While this has been difficult, I could not choose the other path, the easier one. Dave and I know that the easiest way isn't always the right way, and we feel this also applied to Lily. We went into this knowing that it wouldn't be easy.

But look at the road not taken in the poem. It hasn't been taken! Just think, the traveler has the opportunity to take that path and become a pioneer! That traveler is the one who gets to "pave the way" for others to follow. I'm not saying that Dave and I are the first to take this road. But I remember Dave telling me when we first found out about Lily that he read countless stories of people who had terminated their pregnancies and those who chose to continue their pregnancies. He said the ones who terminated always felt regret, but those who continued (regardless of the outcome) felt so blessed and would not do it any differently. What if our story helps someone make a decision? There are other stories out there that have that power. Or what if our story answers a parent's question about her child's care? We have gone to so many other blogs to get answers about Lily's care. Then we have made a difference for someone else.

So it's not a lonely road. We have made friends along the way. We have been given the strength to make it through because of prayers that have been lifted up for us. We have been comforted in knowing that so many people are taking the time to pray for our family and that they truly wish the best for Lily. Don't be afraid of that road not taken, my child. Oh, the difference!

(Another note: please pray for my best friend, Yvonne. She passed out the other day and fell and broke her jaw in 3 places. She finally got to come home from the hospital, but her jaw is wired shut and she's in a lot of pain.)


  1. This comment has been removed by the author.

  2. Yet I still find myself taking advantage of what we've been given, especially when she seems to be doing so well.

    I don't think it's exactly as you say. I think it's called resting. Those times when you slow down because things are falling into a routine, and all seems to be stable and "easy." I think those are the rests that God knows we really need.
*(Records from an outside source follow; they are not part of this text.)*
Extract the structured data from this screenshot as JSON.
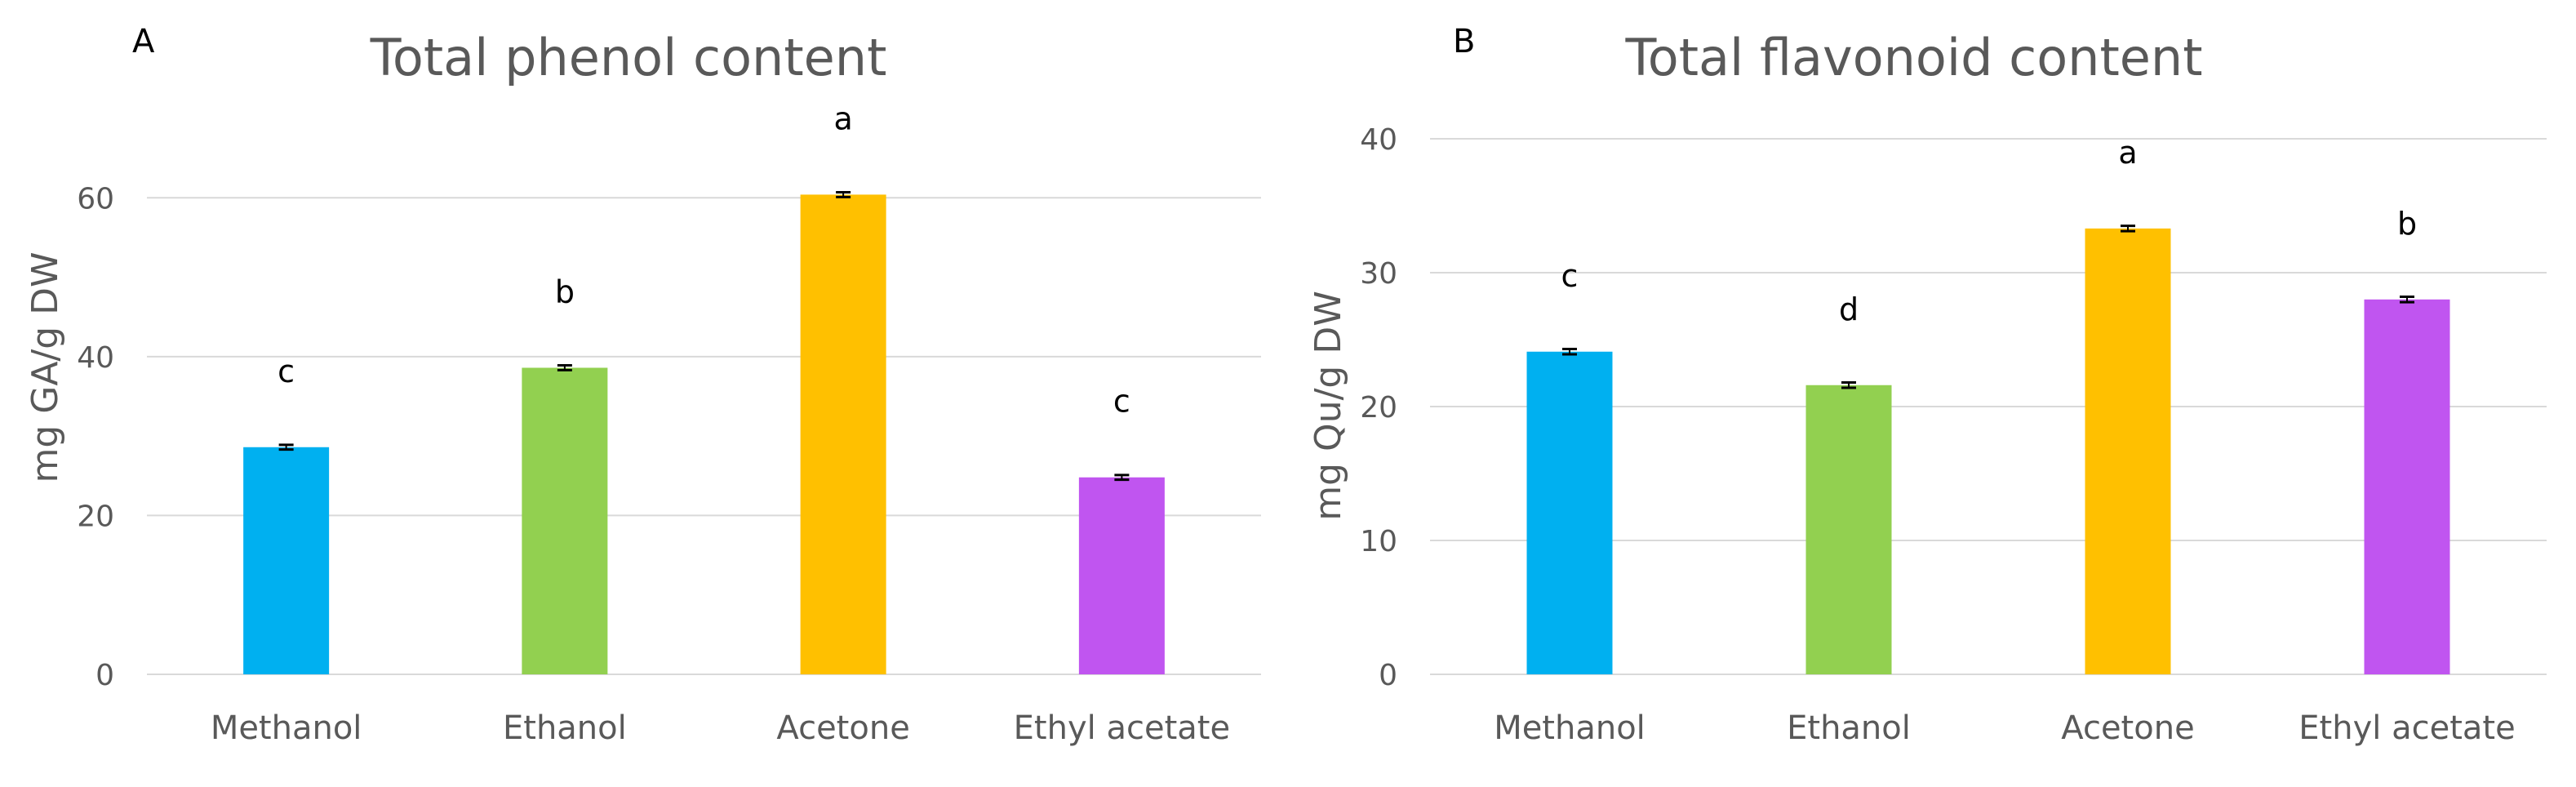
{
  "chart_data": [
    {
      "type": "bar",
      "panel_label": "A",
      "title": "Total phenol content",
      "xlabel": "",
      "ylabel": "mg GA/g DW",
      "ylim": [
        0,
        70
      ],
      "yticks": [
        0,
        20,
        40,
        60
      ],
      "grid": true,
      "categories": [
        "Methanol",
        "Ethanol",
        "Acetone",
        "Ethyl acetate"
      ],
      "values": [
        28.6,
        38.6,
        60.4,
        24.8
      ],
      "errors": [
        0.3,
        0.3,
        0.3,
        0.3
      ],
      "significance_letters": [
        "c",
        "b",
        "a",
        "c"
      ],
      "colors": [
        "#00B0F0",
        "#92D050",
        "#FFC000",
        "#C055F0"
      ]
    },
    {
      "type": "bar",
      "panel_label": "B",
      "title": "Total flavonoid content",
      "xlabel": "",
      "ylabel": "mg Qu/g DW",
      "ylim": [
        0,
        40
      ],
      "yticks": [
        0,
        10,
        20,
        30,
        40
      ],
      "grid": true,
      "categories": [
        "Methanol",
        "Ethanol",
        "Acetone",
        "Ethyl acetate"
      ],
      "values": [
        24.1,
        21.6,
        33.3,
        28.0
      ],
      "errors": [
        0.2,
        0.2,
        0.2,
        0.2
      ],
      "significance_letters": [
        "c",
        "d",
        "a",
        "b"
      ],
      "colors": [
        "#00B0F0",
        "#92D050",
        "#FFC000",
        "#C055F0"
      ]
    }
  ]
}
I don't believe for a minute that you don't realize what a gift you have, whether it's a calm and restful time, or a difficult time.

    And I'm with you. I would never wish to have chosen the other road, now that I know what love springs out of me for such a precious child. But it still strikes me how I just never could have understood, before I walked this road. I completely misunderstood the love that parents I knew of special needs children had for their own. I thought they were just amazingly saintly. Not so - they experienced love - and have been blessed and changed by having their children. Not much different than what we get to experience by becoming parents of any baby, huh? Only with an extra bit of specialness for not really ever taking completely for granted that we can always have that baby.
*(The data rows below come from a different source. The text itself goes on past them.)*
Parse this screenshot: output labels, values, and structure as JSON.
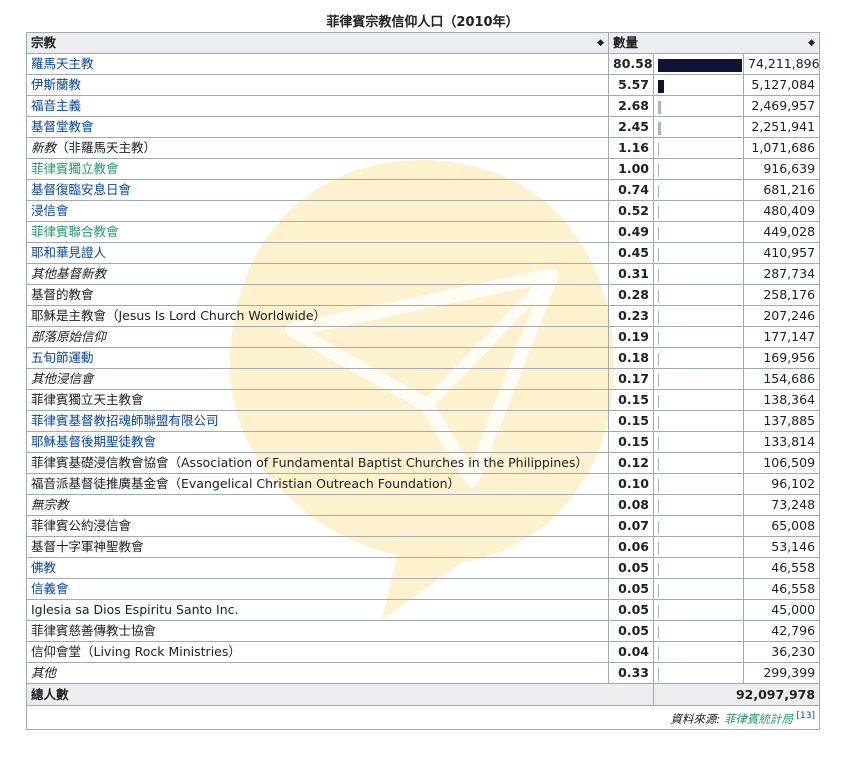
{
  "caption": "菲律賓宗教信仰人口（2010年）",
  "headers": {
    "religion": "宗教",
    "count": "數量"
  },
  "rows": [
    {
      "name": "羅馬天主教",
      "pct": "80.58",
      "count": "74,211,896",
      "style": "link"
    },
    {
      "name": "伊斯蘭教",
      "pct": "5.57",
      "count": "5,127,084",
      "style": "link"
    },
    {
      "name": "福音主義",
      "pct": "2.68",
      "count": "2,469,957",
      "style": "link"
    },
    {
      "name": "基督堂教會",
      "pct": "2.45",
      "count": "2,251,941",
      "style": "link"
    },
    {
      "name": "新教",
      "suffix": "（非羅馬天主教）",
      "pct": "1.16",
      "count": "1,071,686",
      "style": "italic"
    },
    {
      "name": "菲律賓獨立教會",
      "pct": "1.00",
      "count": "916,639",
      "style": "green"
    },
    {
      "name": "基督復臨安息日會",
      "pct": "0.74",
      "count": "681,216",
      "style": "link"
    },
    {
      "name": "浸信會",
      "pct": "0.52",
      "count": "480,409",
      "style": "link"
    },
    {
      "name": "菲律賓聯合教會",
      "pct": "0.49",
      "count": "449,028",
      "style": "green"
    },
    {
      "name": "耶和華見證人",
      "pct": "0.45",
      "count": "410,957",
      "style": "link"
    },
    {
      "name": "其他基督新教",
      "pct": "0.31",
      "count": "287,734",
      "style": "italic"
    },
    {
      "name": "基督的教會",
      "pct": "0.28",
      "count": "258,176",
      "style": "plain"
    },
    {
      "name": "耶穌是主教會（Jesus Is Lord Church Worldwide）",
      "pct": "0.23",
      "count": "207,246",
      "style": "plain"
    },
    {
      "name": "部落原始信仰",
      "pct": "0.19",
      "count": "177,147",
      "style": "italic"
    },
    {
      "name": "五旬節運動",
      "pct": "0.18",
      "count": "169,956",
      "style": "link"
    },
    {
      "name": "其他浸信會",
      "pct": "0.17",
      "count": "154,686",
      "style": "italic"
    },
    {
      "name": "菲律賓獨立天主教會",
      "pct": "0.15",
      "count": "138,364",
      "style": "plain"
    },
    {
      "name": "菲律賓基督教招魂師聯盟有限公司",
      "pct": "0.15",
      "count": "137,885",
      "style": "link"
    },
    {
      "name": "耶穌基督後期聖徒教會",
      "pct": "0.15",
      "count": "133,814",
      "style": "link"
    },
    {
      "name": "菲律賓基礎浸信教會協會（Association of Fundamental Baptist Churches in the Philippines）",
      "pct": "0.12",
      "count": "106,509",
      "style": "plain"
    },
    {
      "name": "福音派基督徒推廣基金會（Evangelical Christian Outreach Foundation）",
      "pct": "0.10",
      "count": "96,102",
      "style": "plain"
    },
    {
      "name": "無宗教",
      "pct": "0.08",
      "count": "73,248",
      "style": "italic"
    },
    {
      "name": "菲律賓公約浸信會",
      "pct": "0.07",
      "count": "65,008",
      "style": "plain"
    },
    {
      "name": "基督十字軍神聖教會",
      "pct": "0.06",
      "count": "53,146",
      "style": "plain"
    },
    {
      "name": "佛教",
      "pct": "0.05",
      "count": "46,558",
      "style": "link"
    },
    {
      "name": "信義會",
      "pct": "0.05",
      "count": "46,558",
      "style": "link"
    },
    {
      "name": "Iglesia sa Dios Espiritu Santo Inc.",
      "pct": "0.05",
      "count": "45,000",
      "style": "plain"
    },
    {
      "name": "菲律賓慈善傳教士協會",
      "pct": "0.05",
      "count": "42,796",
      "style": "plain"
    },
    {
      "name": "信仰會堂（Living Rock Ministries）",
      "pct": "0.04",
      "count": "36,230",
      "style": "plain"
    },
    {
      "name": "其他",
      "pct": "0.33",
      "count": "299,399",
      "style": "italic"
    }
  ],
  "total": {
    "label": "總人數",
    "count": "92,097,978"
  },
  "source": {
    "label": "資料來源:",
    "name": "菲律賓統計局",
    "ref": "[13]"
  },
  "colors": {
    "bar": "#0d1533",
    "bar_light": "#a9b3c8",
    "link": "#0645ad",
    "green_link": "#1e9a6d",
    "header_bg": "#eaecf0",
    "border": "#a2a9b1"
  },
  "icons": {
    "sort": "sort-arrows-icon",
    "watermark": "paper-plane-watermark-icon"
  }
}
    I am so glad Lily is doing so well, off hospice, without the tube. What an answer to prayer she is.

  3. Jill, your family has been such an inspiration to me. Thank you for keeping up with your blog! :0)

    Ginger (David's Mommy)

  4. Thanks Jill for asking for prayers for me! They are very much appreciated! Things are slowly getting better! I'm tryin to use Lily's determination as my inspiration to think myself better!